María Carolina Giraldo


Los colombianos de las ciudades hemos vivido alejados de los ataques armados, entre más cercano a Bogotá sea el centro urbano, más retirado se está de las acciones bélicas que implica la guerra. En este sentido, es común que ante el conflicto nos comportamos como espectadores de una pelea de boxeo. Estamos acostumbrados a vivir con su presencia, a opinar sobre él, pero al final de cuentas, es una confrontación del Estado contra los grupos armados, eso no es conmigo.

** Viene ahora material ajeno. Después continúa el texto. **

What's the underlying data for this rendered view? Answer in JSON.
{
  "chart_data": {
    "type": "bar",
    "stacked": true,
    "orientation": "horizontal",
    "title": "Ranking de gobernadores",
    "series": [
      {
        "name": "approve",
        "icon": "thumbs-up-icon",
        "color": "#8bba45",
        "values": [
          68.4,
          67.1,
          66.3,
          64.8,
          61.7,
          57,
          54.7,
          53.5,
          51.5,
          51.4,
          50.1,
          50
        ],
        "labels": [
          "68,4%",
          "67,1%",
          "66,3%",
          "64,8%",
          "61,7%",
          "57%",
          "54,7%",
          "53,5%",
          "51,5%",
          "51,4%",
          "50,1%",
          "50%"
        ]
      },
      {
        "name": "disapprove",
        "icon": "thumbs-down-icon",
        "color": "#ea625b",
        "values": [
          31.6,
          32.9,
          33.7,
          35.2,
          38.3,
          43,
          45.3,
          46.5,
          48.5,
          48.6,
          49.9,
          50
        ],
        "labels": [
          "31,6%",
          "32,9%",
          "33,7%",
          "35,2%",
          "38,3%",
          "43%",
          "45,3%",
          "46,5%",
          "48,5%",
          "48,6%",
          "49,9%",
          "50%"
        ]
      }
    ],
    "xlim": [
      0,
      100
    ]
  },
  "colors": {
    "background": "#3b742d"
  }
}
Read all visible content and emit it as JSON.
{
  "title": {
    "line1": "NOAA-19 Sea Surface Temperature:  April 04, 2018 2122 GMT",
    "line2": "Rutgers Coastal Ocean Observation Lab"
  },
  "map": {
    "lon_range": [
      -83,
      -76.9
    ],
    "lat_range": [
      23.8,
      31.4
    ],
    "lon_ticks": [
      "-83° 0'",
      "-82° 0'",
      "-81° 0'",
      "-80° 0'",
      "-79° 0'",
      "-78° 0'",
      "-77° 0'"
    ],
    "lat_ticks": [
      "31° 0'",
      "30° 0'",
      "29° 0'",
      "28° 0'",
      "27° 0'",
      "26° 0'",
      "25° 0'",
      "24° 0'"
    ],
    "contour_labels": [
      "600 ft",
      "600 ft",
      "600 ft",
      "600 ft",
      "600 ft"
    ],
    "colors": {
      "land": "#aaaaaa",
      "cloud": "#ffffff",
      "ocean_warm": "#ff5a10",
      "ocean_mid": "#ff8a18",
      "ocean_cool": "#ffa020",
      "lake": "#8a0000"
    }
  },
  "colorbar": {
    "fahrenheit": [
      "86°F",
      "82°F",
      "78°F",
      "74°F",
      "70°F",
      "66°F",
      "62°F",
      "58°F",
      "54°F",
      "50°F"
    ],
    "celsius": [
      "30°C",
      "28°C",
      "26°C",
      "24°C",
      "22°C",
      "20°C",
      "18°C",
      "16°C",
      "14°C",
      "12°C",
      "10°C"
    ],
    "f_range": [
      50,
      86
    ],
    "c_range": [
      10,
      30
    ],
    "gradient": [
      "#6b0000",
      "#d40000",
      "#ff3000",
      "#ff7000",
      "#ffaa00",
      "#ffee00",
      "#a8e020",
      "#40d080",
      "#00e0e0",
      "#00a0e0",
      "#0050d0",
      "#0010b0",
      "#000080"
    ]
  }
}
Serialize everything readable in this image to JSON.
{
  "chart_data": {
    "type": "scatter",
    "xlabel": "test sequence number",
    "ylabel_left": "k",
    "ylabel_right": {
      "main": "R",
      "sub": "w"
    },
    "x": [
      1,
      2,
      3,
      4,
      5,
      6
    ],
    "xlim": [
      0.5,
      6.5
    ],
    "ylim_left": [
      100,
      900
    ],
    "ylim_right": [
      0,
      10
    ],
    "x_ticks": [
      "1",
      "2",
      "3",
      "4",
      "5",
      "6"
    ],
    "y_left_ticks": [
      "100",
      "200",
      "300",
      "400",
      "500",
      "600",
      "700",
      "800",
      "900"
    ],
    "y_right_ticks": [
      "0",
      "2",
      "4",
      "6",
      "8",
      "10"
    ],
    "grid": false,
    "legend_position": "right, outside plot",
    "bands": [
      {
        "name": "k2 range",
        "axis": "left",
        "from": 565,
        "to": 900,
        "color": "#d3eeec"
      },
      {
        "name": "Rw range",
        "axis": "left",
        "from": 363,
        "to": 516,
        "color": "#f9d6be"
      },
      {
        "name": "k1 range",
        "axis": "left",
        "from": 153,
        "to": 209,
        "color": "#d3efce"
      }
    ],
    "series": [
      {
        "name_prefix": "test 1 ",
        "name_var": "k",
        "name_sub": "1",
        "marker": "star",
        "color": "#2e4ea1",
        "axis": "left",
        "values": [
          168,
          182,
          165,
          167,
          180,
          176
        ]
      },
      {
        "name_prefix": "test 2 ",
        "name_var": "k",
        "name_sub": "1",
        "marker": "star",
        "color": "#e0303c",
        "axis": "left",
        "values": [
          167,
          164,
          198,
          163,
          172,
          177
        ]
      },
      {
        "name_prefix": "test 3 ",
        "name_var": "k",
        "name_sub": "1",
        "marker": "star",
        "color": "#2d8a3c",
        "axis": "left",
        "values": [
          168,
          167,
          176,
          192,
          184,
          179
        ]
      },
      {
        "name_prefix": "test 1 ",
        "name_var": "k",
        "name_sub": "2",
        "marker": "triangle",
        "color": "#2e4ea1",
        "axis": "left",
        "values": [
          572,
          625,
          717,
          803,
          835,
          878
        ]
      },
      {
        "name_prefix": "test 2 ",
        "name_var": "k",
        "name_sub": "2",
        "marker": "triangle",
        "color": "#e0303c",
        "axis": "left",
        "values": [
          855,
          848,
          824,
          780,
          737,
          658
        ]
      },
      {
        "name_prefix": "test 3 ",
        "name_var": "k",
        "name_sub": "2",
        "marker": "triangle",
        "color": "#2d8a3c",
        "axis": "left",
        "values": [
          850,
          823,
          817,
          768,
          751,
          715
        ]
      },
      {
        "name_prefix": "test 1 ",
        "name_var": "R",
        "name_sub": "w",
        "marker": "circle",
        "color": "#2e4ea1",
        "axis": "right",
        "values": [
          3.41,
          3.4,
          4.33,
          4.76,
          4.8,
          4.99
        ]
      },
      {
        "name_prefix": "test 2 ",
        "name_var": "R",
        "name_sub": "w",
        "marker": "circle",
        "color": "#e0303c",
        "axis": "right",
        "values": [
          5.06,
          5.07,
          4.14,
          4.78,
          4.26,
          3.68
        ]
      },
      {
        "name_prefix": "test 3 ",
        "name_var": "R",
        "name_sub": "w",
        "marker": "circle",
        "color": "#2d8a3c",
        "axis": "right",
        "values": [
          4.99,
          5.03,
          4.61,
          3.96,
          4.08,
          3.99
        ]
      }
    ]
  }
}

Algo parecido pasa con el debate sobre las aspersiones de glifosato sobre cultivos ilícitos, desde la comodidad de un sofá en la ciudad suspenderlas puede parecer una pérdida de la lucha contra el narcotráfico. Otra es la perspectiva cuando se oye la avioneta de fumigación pasar regando químicos sobre la casa y la cabeza, varias veces al día.
En este sentido, este conflicto se caracteriza por una falta de empatía con los que sufren la guerra día a día. Desde las ciudades nos preocupamos por la impunidad, por la lucha contra los cultivos ilícitos, por no premiar a los delincuentes, porque no se pierda la autoridad del Estado. Para el buen número de colombianos que el conflicto no nos toca a diario resulta fácil opinar sobre éste, desde la asepsia de quien no lo padece. En este marco, parecería que resultara determinante defender, a ultranza, la posición sobre si se está de acuerdo o no con la táctica y la estrategia de la guerra, con la paz o con los acuerdos que sobre ella se alcancen.
Los ciudadanos jugamos un rol importante en este proceso de guerra y paz, como lo señala el maestro Sergio De Zubiría en su ensayo a la Comisión Histórica del Conflicto y sus Víctimas: "La comunicación argumentada, la solidaridad con todos los afectados y el respeto a las diferencias, son condiciones éticas que debemos cuidar con esmero en todo este proceso de finalización del conflicto".
Se reconoce como una de las causas de la guerra la forma de hacer política en Colombia, donde se han usado, paralelamente, mecanismos democráticos y violentos. Ejemplos de esta situación son "la persecución a los conservadores entre 1930 y 1938; el aniquilamiento del movimiento gaitanista entre 1948 y 1953; y, el genocidio contra la Unión Patriótica y el Partido Comunista entre 1984 y 1998" (De Zubiría p. 16). María Teresa Ronderos, en las presentaciones de su libro "Guerras Recicladas", ha señalado que algunas de las masacres perpetradas por grupos paramilitares tuvieron como determinantes a candidatos que habían perdido las elecciones locales. También en este libro se describe que "el Partido Comunista escogía ganadores de becas para hacer cursos en Moscú o Berlín, donde les predicaban el dogma revolucionario, y prestaba cuadros del partido o de la Juco a las Farc para hacer ‘ayudantías’".
Así pues, en este proceso de paz, los que estamos tan alejados del campo de batalla, podemos contribuir tratando de zanjar con argumentos, ideas y análisis el alto grado de polarización en el que ha entrado el debate público. Como lo señala el maestro De Zubiría, hacerlo es una aspiración ética. Llevar la discusión a extremos, muchas veces sin fundamentos ciertos, puede resultar muy positivo para aquellos que quieren sacar provecho electoral o económico de la situación que vive el país, pero no contribuye a alcanzar una sociedad más pacífica, ni a fortalecer la democracia. No podemos seguir matándonos por la defensa de una idea, ni de un emprendimiento.